И никаких ХУ!
И никаких ХУ! читать книгу онлайн
Внимание! Книга может содержать контент только для совершеннолетних. Для несовершеннолетних чтение данного контента СТРОГО ЗАПРЕЩЕНО! Если в книге присутствует наличие пропаганды ЛГБТ и другого, запрещенного контента - просьба написать на почту [email protected] для удаления материала
Марья Ивановна потянула его вперёд, крепко взяв под руку и давая понять, что то, что она скажет, является не осуждением, а дружеской критикой:
- Потому что по-другому ты не можешь. Ты по натуре – не лидер: не умеешь быть жёстким, принципиальным и требовательным. Ты всегда подстраиваешься, потому что хочешь, чтобы тебя любили.
- Да, да, ты права, - тут же подстроился Викентий Алексеевич. – Завтра же подаю заявление об освобождении от должности директора. Хватит, пусть Старче завинчивает гайки.
- Он-то завинтит! – подтвердила Марья Ивановна – И дисциплина будет, и порядок, только творческой работы не будет, и живого коллектива.

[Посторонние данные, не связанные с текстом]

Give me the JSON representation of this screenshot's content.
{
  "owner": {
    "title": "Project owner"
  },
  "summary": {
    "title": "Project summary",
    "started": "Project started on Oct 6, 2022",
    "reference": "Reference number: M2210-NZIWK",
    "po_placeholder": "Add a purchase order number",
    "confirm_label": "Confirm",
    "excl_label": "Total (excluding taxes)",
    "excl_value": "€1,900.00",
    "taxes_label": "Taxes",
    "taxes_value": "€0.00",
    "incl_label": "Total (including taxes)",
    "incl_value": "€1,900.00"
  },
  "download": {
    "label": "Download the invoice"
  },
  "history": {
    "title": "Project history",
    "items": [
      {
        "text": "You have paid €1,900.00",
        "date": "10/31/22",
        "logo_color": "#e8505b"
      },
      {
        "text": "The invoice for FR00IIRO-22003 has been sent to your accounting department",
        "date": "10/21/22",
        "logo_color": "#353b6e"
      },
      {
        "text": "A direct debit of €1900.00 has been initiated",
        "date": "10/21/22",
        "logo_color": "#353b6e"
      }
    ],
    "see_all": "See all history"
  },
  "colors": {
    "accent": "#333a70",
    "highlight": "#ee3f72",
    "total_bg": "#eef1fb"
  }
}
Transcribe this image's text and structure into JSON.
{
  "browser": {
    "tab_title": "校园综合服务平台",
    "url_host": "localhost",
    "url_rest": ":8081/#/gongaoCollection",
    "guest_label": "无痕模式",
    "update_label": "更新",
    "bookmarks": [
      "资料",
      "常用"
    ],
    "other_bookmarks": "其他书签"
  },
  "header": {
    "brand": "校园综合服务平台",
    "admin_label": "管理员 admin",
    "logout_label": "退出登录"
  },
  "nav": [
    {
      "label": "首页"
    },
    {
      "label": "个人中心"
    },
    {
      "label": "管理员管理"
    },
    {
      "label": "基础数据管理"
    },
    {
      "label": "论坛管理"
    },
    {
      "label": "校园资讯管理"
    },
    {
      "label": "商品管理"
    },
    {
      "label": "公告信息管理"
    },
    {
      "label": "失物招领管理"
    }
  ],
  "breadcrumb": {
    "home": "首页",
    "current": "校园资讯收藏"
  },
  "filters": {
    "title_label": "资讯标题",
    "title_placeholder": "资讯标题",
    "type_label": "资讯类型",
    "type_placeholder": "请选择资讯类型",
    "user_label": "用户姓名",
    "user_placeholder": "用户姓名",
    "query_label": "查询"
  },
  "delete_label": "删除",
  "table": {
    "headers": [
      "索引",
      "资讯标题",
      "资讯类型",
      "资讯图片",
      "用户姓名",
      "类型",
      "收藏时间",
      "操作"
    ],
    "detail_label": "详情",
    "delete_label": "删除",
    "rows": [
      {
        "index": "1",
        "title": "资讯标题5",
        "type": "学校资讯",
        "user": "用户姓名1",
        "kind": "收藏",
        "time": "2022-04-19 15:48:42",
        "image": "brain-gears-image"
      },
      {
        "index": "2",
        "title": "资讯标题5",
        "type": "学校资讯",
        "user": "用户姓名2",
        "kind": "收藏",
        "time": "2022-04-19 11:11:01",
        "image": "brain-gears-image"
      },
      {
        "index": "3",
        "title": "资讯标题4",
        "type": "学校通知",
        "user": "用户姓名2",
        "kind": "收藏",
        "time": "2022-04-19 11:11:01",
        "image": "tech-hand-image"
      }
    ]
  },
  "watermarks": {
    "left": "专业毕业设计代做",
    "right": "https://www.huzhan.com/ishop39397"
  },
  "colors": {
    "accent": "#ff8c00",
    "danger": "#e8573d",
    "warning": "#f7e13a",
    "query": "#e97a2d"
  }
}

Макс и Циркуль, конечно, уйдут. – Помолчала и добавила: - Я – тоже.
Викентий Алексеевич от возмущения на то, что ему давят на больную мозоль, сбился с шага, выдернул локоть и опять остановился, и опять закричал, распаляя себя и гоня стыд:
- Ну, не хочу я быть администратором! Что вы пристали? Не хочу! – и чуть успокоившись: - Давно не хочу, - и совсем тихо и спокойно, - и, как выясняется, не способен.
Марья Ивановна спокойно выслушала вопли разнервничавшегося шефа, поправила очки и пошла дальше, а он виновато поплёлся чуть сзади.
- Тебе и не надо быть администратором. Будь тем, кем есть – научным руководителем. Людей объединяет, в конце концов, не дисциплина, а общее дело, в котором для каждого есть свой интерес и своя ответственность.
- Мне страсть как хочется вплотную заняться наукой, закончить докторскую, - канючил неспособный администратор, мысленно согласившись остаться директором. Он вдруг сообразил, что попал в замкнутый круг: оказывается, успешному его администрированию мешает занятие наукой, а завершению докторской – директорство. И выхода из тупиковой ловушки не было. Так думалось ему, но не Марье Ивановне, которая нашла выход по-женски быстро и просто:
- Я помогу тебе с черновой работой.
Он тихо рассмеялся, возвращаясь к обычному благодушному состоянию. Теперь уже она остановилась, резко повернулась к нему, колыхнув грудью и блеснув очками в свете уличных фонарей, спросила сердито:
- Ты против?
- Да нет, - поспешил он успокоить помощницу. – Спасибо. Только получается нелепо: ты помогаешь мне, а я с твоей помощью и при дефиците времени – Анне Владимировне из Бытовой техники, - и снова, довольный, хохотнул.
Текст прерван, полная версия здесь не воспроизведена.